Summer is around the corner and with it comes sunshine, swimming, beach days, and long hours outdoors. While we welcome the joy this season brings, let’s also empower ourselves with knowledge to reduce potential health impacts and stay resilient throughout the year.

1. Diet & Digestion

Summer invites us to enjoy ice cream, cold smoothies, salads, and refreshing drinks. While these foods feel ideal in the heat, they can weaken digestion if not timed properly. In Ayurveda, cold and raw foods dampen agni (digestive fire) and aggravate vata, often leading to irregular sleep, mood swings, and weakened immunity.

When consumed daily and at the wrong times, these habits can leave the body depleted, especially as we enter fall when our immune system needs to be most resilient.

What can you do instead?
You can still enjoy your summer favorites. Just eat them at the right time. The best window for cold or raw foods is between 12pm and 3pm, when both the sun and your digestive fire are strongest.

Think of digestion like a seasonal clock:

  • Morning is like spring — gentle and awakening

  • Midday is summer or pitta time — strongest digestion

  • Evening is like autumn — slowing down, preparing for rest

Eating cold foods first thing in the morning or later in the evening can impair digestion and contribute to toxin buildup during sleep, when the body is meant to be detoxifying, not digesting.
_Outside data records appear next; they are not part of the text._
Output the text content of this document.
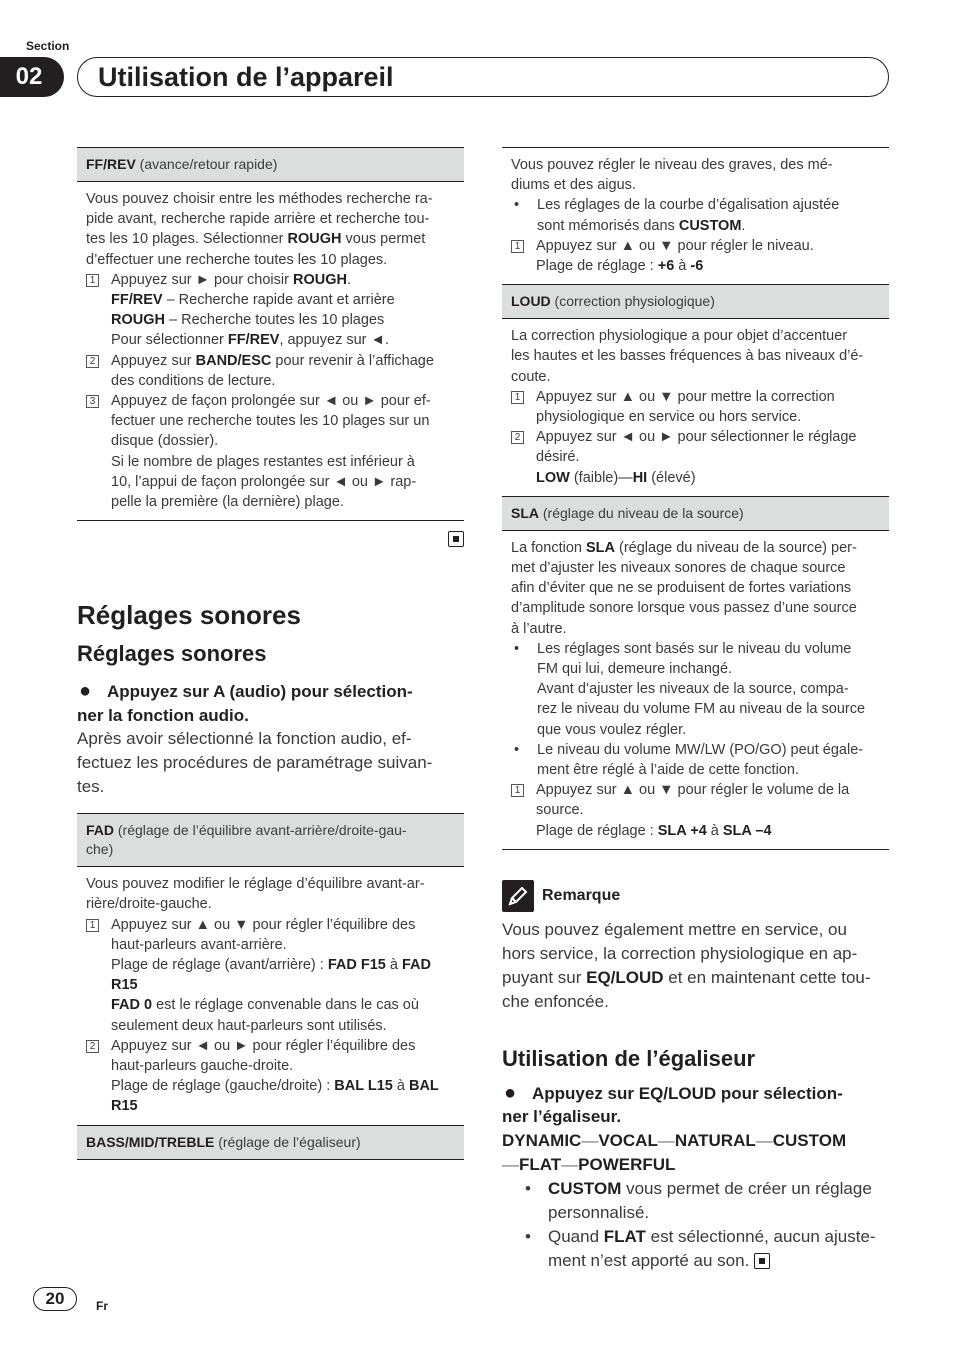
Section
02	Utilisation de l’appareil
FF/REV (avance/retour rapide)
Vous pouvez choisir entre les méthodes recherche ra-
pide avant, recherche rapide arrière et recherche tou-
tes les 10 plages. Sélectionner ROUGH vous permet
d’effectuer une recherche toutes les 10 plages.
1 Appuyez sur ► pour choisir ROUGH.
FF/REV – Recherche rapide avant et arrière
ROUGH – Recherche toutes les 10 plages
Pour sélectionner FF/REV, appuyez sur ◄.
2 Appuyez sur BAND/ESC pour revenir à l’affichage
des conditions de lecture.
3 Appuyez de façon prolongée sur ◄ ou ► pour ef-
fectuer une recherche toutes les 10 plages sur un
disque (dossier).
Si le nombre de plages restantes est inférieur à
10, l’appui de façon prolongée sur ◄ ou ► rap-
pelle la première (la dernière) plage.
Réglages sonores
Réglages sonores
● Appuyez sur A (audio) pour sélection-
ner la fonction audio.
Après avoir sélectionné la fonction audio, ef-
fectuez les procédures de paramétrage suivan-
tes.
FAD (réglage de l’équilibre avant-arrière/droite-gau-
che)
Vous pouvez modifier le réglage d’équilibre avant-ar-
rière/droite-gauche.
1 Appuyez sur ▲ ou ▼ pour régler l’équilibre des
haut-parleurs avant-arrière.
Plage de réglage (avant/arrière) : FAD F15 à FAD
R15
FAD 0 est le réglage convenable dans le cas où
seulement deux haut-parleurs sont utilisés.
2 Appuyez sur ◄ ou ► pour régler l’équilibre des
haut-parleurs gauche-droite.
Plage de réglage (gauche/droite) : BAL L15 à BAL
R15
BASS/MID/TREBLE (réglage de l’égaliseur)
Vous pouvez régler le niveau des graves, des mé-
diums et des aigus.
•	Les réglages de la courbe d’égalisation ajustée
sont mémorisés dans CUSTOM.
1 Appuyez sur ▲ ou ▼ pour régler le niveau.
Plage de réglage : +6 à -6
LOUD (correction physiologique)
La correction physiologique a pour objet d’accentuer
les hautes et les basses fréquences à bas niveaux d’é-
coute.
1 Appuyez sur ▲ ou ▼ pour mettre la correction
physiologique en service ou hors service.
2 Appuyez sur ◄ ou ► pour sélectionner le réglage
désiré.
LOW (faible)—HI (élevé)
SLA (réglage du niveau de la source)
La fonction SLA (réglage du niveau de la source) per-
met d’ajuster les niveaux sonores de chaque source
afin d’éviter que ne se produisent de fortes variations
d’amplitude sonore lorsque vous passez d’une source
à l’autre.
•	Les réglages sont basés sur le niveau du volume
FM qui lui, demeure inchangé.
Avant d’ajuster les niveaux de la source, compa-
rez le niveau du volume FM au niveau de la source
que vous voulez régler.
•	Le niveau du volume MW/LW (PO/GO) peut égale-
ment être réglé à l’aide de cette fonction.
1 Appuyez sur ▲ ou ▼ pour régler le volume de la
source.
Plage de réglage : SLA +4 à SLA –4
Remarque
Vous pouvez également mettre en service, ou
hors service, la correction physiologique en ap-
puyant sur EQ/LOUD et en maintenant cette tou-
che enfoncée.
Utilisation de l’égaliseur
● Appuyez sur EQ/LOUD pour sélection-
ner l’égaliseur.
DYNAMIC—VOCAL—NATURAL—CUSTOM
—FLAT—POWERFUL
•	CUSTOM vous permet de créer un réglage
personnalisé.
•	Quand FLAT est sélectionné, aucun ajuste-
ment n’est apporté au son.
20	Fr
Timing your meals mindfully allows you to indulge with minimal impact.


2. Environmental Exposures: Mindful Swimming

Let’s talk about pools. While chlorine is necessary in most public water systems to prevent infections, it can also interfere with our endocrine health, particularly thyroid function. Girls, in particular, tend to be more susceptible to these effects.
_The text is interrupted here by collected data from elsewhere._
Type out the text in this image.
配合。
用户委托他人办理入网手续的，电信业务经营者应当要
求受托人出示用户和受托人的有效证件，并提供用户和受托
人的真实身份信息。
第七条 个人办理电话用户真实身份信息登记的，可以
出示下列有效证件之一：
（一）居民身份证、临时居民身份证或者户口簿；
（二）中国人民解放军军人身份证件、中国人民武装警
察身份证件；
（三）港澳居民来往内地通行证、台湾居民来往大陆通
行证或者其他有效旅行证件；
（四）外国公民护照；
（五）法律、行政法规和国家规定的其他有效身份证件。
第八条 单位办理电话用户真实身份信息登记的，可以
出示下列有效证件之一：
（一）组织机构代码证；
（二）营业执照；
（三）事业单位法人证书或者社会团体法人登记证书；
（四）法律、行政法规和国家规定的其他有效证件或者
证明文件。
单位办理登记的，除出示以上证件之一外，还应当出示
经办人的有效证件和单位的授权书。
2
Chlorine is a halogen, part of the same chemical family as iodine, along with fluorine and bromine. Because of their structural similarities, chlorine can compete with iodine for uptake by the thyroid gland. When chlorine displaces iodine at receptor sites, it may impair the body’s ability to produce adequate thyroid hormones and contribute to hypothyroidism over time.

Since iodine is essential for thyroid hormone production, supporting iodine levels becomes key to minimizing the impact of chlorine exposure.

How to protect yourself:

  • Choose saline pools when possible.

  • Support iodine levels naturally through foods like eggs, dairy, seafood, and seaweed (be sure it’s third-party tested to avoid heavy metal contamination).

  • Consider a dose of Chlorum 30c (homeopathic chlorine) after swimming in chlorinated water to help the body detox and minimize long-term impact.

By staying mindful of what we eat, when we eat it, and how we support our bodies through environmental exposures like swimming, we can enjoy all the beauty summer has to offer without compromising our long-term health.